Колчак неверяще потряс головой, услышал слезный сдавленный звук, родившийся у него в груди, застонал будто от боли и сделал еще один шаг к двери.
– Ты? – шепотом спросил он.
– Я, – так же шепотом отозвалась Сонечка Омирова.
– Ты приехала?..
Ну что может быть глупее этого вопроса? Разве можно задавать такие вопросы? В такой ситуации? Он почувствовал, как от разлившейся внутри теплоты оттаивает лицо и одна его половина словно ползет в сторону, и вообще вид делается глупым и счастливым – Колчак это чувствовал, даже не видя себя, без всякого зеркала.
Сонечкины глаза неожиданно расширились, стали огромными, жалобными, в них возникли слезы, эти слезы перекрыли Колчаку дыхание, он никогда не видел, чтобы она плакала. Оглушенно помотав головой, чувствуя, что у него совершенно пропало дыхание и он задыхается – вот-вот задохнется совсем, – лейтенант кинулся к ней.

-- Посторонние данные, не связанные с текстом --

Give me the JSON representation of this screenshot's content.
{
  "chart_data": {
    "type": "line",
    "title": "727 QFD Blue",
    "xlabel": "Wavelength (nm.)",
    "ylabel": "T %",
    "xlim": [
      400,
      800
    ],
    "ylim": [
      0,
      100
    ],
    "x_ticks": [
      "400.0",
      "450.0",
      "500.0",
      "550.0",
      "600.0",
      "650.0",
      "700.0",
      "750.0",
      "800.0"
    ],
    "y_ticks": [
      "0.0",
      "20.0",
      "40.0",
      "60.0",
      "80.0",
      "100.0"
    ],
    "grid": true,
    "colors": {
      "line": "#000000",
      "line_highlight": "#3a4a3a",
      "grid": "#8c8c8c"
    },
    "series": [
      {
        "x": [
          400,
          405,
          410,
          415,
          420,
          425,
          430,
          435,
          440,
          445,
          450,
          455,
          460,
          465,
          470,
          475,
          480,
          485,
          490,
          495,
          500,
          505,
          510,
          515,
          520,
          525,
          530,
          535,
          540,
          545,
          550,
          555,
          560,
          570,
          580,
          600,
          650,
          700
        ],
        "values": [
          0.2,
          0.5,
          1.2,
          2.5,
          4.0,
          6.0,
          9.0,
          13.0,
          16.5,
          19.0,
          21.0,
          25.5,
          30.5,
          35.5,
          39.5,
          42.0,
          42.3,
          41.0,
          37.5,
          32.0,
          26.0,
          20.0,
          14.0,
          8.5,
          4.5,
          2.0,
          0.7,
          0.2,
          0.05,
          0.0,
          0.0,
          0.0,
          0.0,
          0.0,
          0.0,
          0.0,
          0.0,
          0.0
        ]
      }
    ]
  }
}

Обхватив Сонечку за плечи, прижал к себе, пробормотал неверяще:
– Неужели правда, что ты приехала? Неужели это ты?
А Сонечка плакала. Плечи у нее тряслись, она хотела что-то сказать, но не могла, слова размякали у нее в горле, делались невнятными. Ей понадобилось минуты три, чтобы успокоиться.
Лейтенант Колчак никогда не видел свою невесту такой расстроенной – хотя определение «расстроенная» никак не могло подходить к Сонечке, здесь было что-то иное, и Колчак, ощущая внутри жалость, радость, нечто еще – чувство было сложным, смешанным – сам неожиданно задавленно всхлипнул. Всхлип родился у него в груди сам по себе и, родившись, тут же угас.